La distanza degli spostamenti dipende dalla distribuzione delle prede; i lupi che vivono in aree con bassa densità di prede si spingono in aree

extraterritoriali e presentano una dimensione del territorio ampia e instabile nel corso dell’anno (Messier, 1985). In alcune aree caratterizzate da una forte antropizzazione e scarsità di prede selvatiche, i lupi hanno sfruttato in modo opportunistico le risorse di origine antropica (i rifiuti) (Meriggi et al., 1991): ciò ha modificato le attività svolte nel loro territorio, divenuto estremamente ridotto e stabile nel corso dell’anno, a causa della continua disponibilità e della ridotta localizzazione spaziale della fonte di cibo. In tali circostanze, nell’Appennino centrale (Abruzzo) i valori medi dell’areale occupato oscillavano tra i 120-200 Kmq (Ciucci et al., 1997).
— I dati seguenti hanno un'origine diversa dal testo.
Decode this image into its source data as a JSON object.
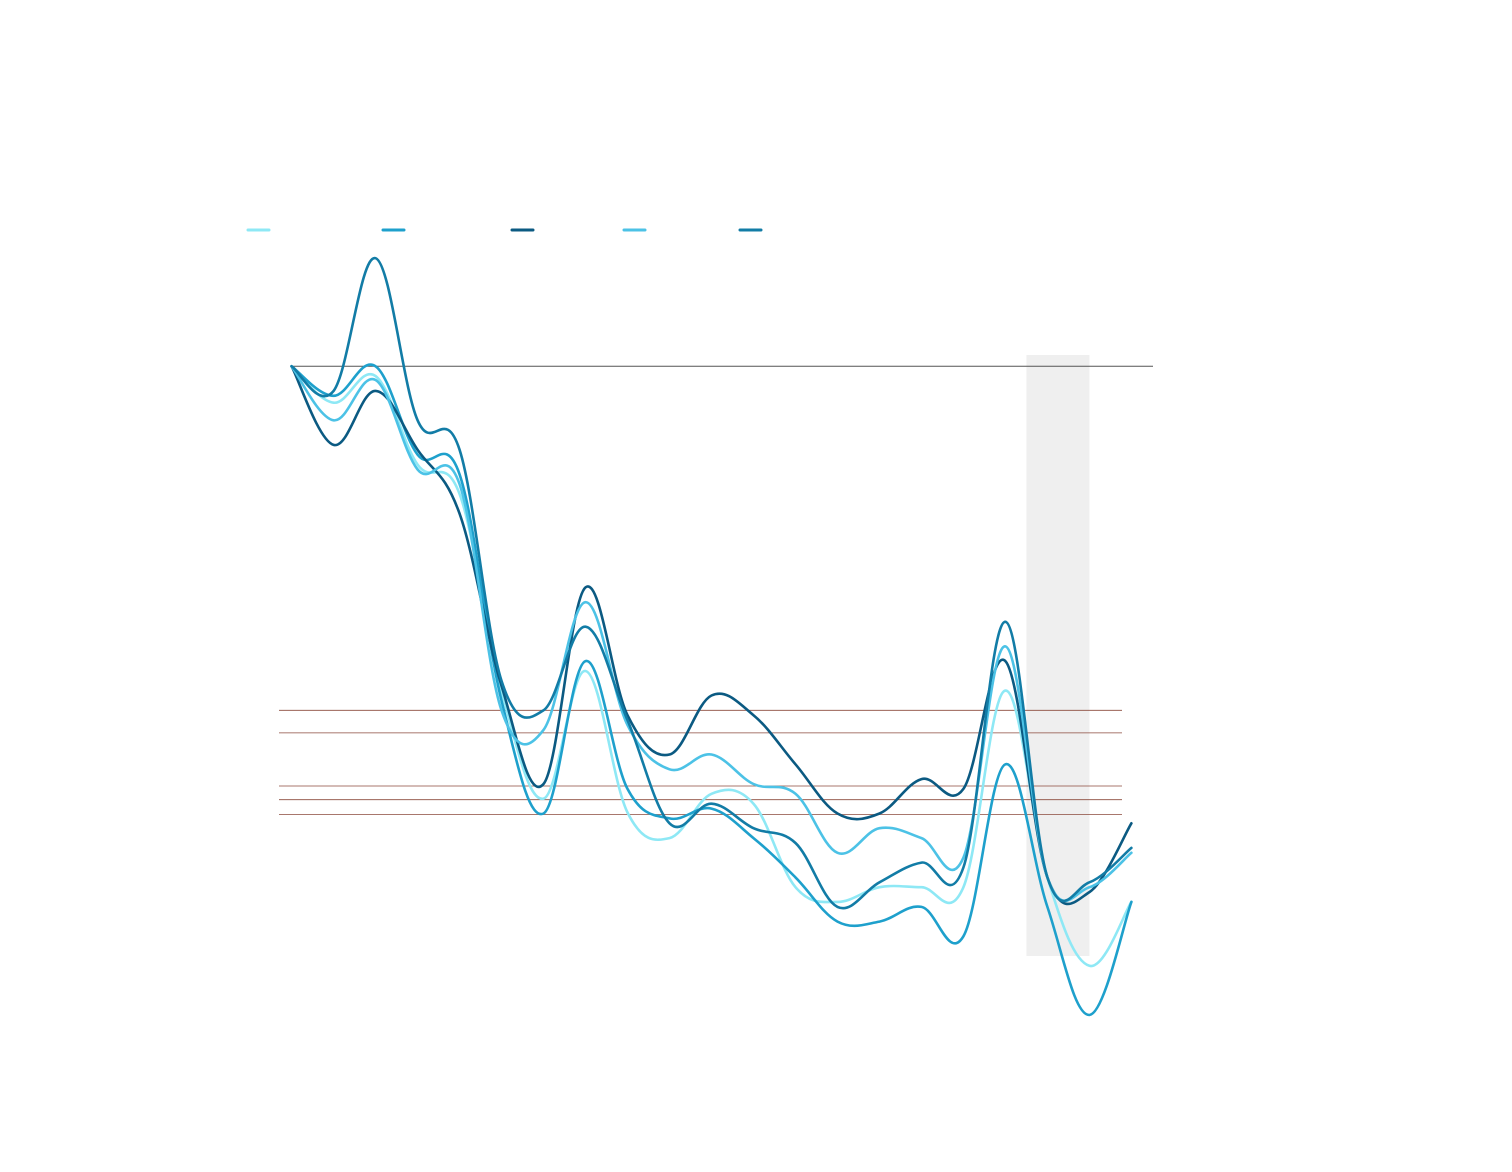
{
  "chart_data": {
    "type": "line",
    "title": "",
    "xlabel": "",
    "ylabel": "",
    "x": [
      0,
      1,
      2,
      3,
      4,
      5,
      6,
      7,
      8,
      9,
      10,
      11,
      12,
      13,
      14,
      15,
      16,
      17,
      18,
      19,
      20
    ],
    "xlim": [
      -0.3,
      20.3
    ],
    "ylim": [
      -60,
      10
    ],
    "grid": false,
    "legend_position": "top-left",
    "baseline_value": 0,
    "reference_lines": [
      -35,
      -37.3,
      -42.7,
      -44.1,
      -45.6
    ],
    "shaded_region": {
      "x_start": 17.5,
      "x_end": 19
    },
    "series": [
      {
        "name": "",
        "color": "#8ee8f5",
        "values": [
          0,
          -3.7,
          -1,
          -10,
          -13,
          -33,
          -44,
          -31,
          -45.4,
          -48,
          -43.5,
          -44.5,
          -53,
          -54.5,
          -53,
          -53,
          -53,
          -33,
          -52,
          -61,
          -54.5
        ]
      },
      {
        "name": "",
        "color": "#1ea0cc",
        "values": [
          0,
          -3,
          0,
          -9,
          -11,
          -34,
          -45.5,
          -30,
          -43,
          -46,
          -45,
          -48,
          -52,
          -56.5,
          -56.5,
          -55,
          -58,
          -40.5,
          -55,
          -66,
          -54.5
        ]
      },
      {
        "name": "",
        "color": "#0b5a82",
        "values": [
          0,
          -8,
          -2.5,
          -8.5,
          -15,
          -32.5,
          -42.5,
          -22.5,
          -35.5,
          -39.5,
          -33.5,
          -35.5,
          -40.5,
          -45.5,
          -45.5,
          -42,
          -43,
          -30,
          -52,
          -53.5,
          -46.5
        ]
      },
      {
        "name": "",
        "color": "#4cc2e6",
        "values": [
          0,
          -5.5,
          -1.4,
          -10.5,
          -12,
          -35,
          -37,
          -24,
          -36.5,
          -41,
          -39.5,
          -42.5,
          -43.5,
          -49.5,
          -47,
          -48,
          -50,
          -28.5,
          -52,
          -53,
          -49.5
        ]
      },
      {
        "name": "",
        "color": "#127ca6",
        "values": [
          0,
          -2.5,
          11,
          -5.5,
          -8.5,
          -32,
          -35,
          -26.5,
          -36,
          -46.5,
          -44.5,
          -47,
          -48.5,
          -55,
          -52.5,
          -50.5,
          -51,
          -26,
          -52,
          -52.5,
          -49
        ]
      }
    ]
  }
}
I lupi sono attivi sempre, sia di giorno sia di notte (Mech, 1970; Merrill

et al., 2000; Theuerkauf et al., 2007). Nelle aree con maggior disturbo

antropico, l’attività si concentra nelle ore notturne (Ciucci et al., 1997, Hefner e Geffen, 1999; Kusak et al., 2005), in modo da ridurre la possibilità di incontri con l’uomo per lupi che basano la propria dieta su rifiuti recuperati in discariche di origine antropica (Ciucci et al., 1997) o su carogne e bestiame domestico. Al contrario, in Canada (Kolenosky e Johnston, 1967), nelle foreste del Minnesota (Mech, et al 1995), in Alaska (Peterson et al.,1984) e nella Foresta di Bielowieza (Theuerkauf et al., 2003), è stato evidenziato che i lupi possono adattarsi alla presenza umana mantenendo invariato nel corso delle ventiquattro ore il proprio stile di vita (Fig. 1.13). La segregazione spazio- temporale fra uomo e lupo dipende dall’attività di caccia di quest’ultimo. Nelle aree più naturali, prive di insediamenti urbani e con maggior densità di prede selvatiche, il branco è attivo durante la notte, in rapporto agli spostamenti e al foraggiamento principalmente notturno delle specie preda (Theuerkauf et al., 2003).

I lupi si spostano frequentemente lungo sentieri, strade, forestali, linee spartifuoco e lungo le piste di altri animali, sono spesso abitudinari e utilizzano potenzialmente determinati sentieri anche per anni. Studi effettuati con l’ausilio della telemetria nell’Appennino centrale, hanno evidenziato che le distanze minime percorse all’interno di un territorio nell’arco delle 24 ore possono variare da 1-10 km a 17-38 km (Boitani, 1986; Ciucci et al.,1997). Tali distanze vengono coperte prevalentemente nelle ore notturne; infatti, gli spostamenti iniziano al tramonto e continuano durante la notte per terminare il mattino successivo, probabilmente in relazione all’attività di foraggiamento delle specie-preda e alle temperature più calde del giorno (Mech et al, 1995). La velocità media di spostamento notturno è di circa 2,5 km/ora, oltrepassando a volte i 7 km/ora (Ciucci e Boitani, 1998). L’attività di branco è caratterizzata da movimenti radiali di individui singoli o in coppia che si dipartono dall’homesite e che generalmente vi fanno ritorno dopo un giorno (Joslin, 1967; Fritts e Mech, 1981; Messier, 1985; Okarma, 1995; Ciucci et al., 1997; Okarma

et al., 1998).

Fig.1.13 Branco di lupi cammina in fila nella neve in pieno giorno (foto da www.abruzzolive.it).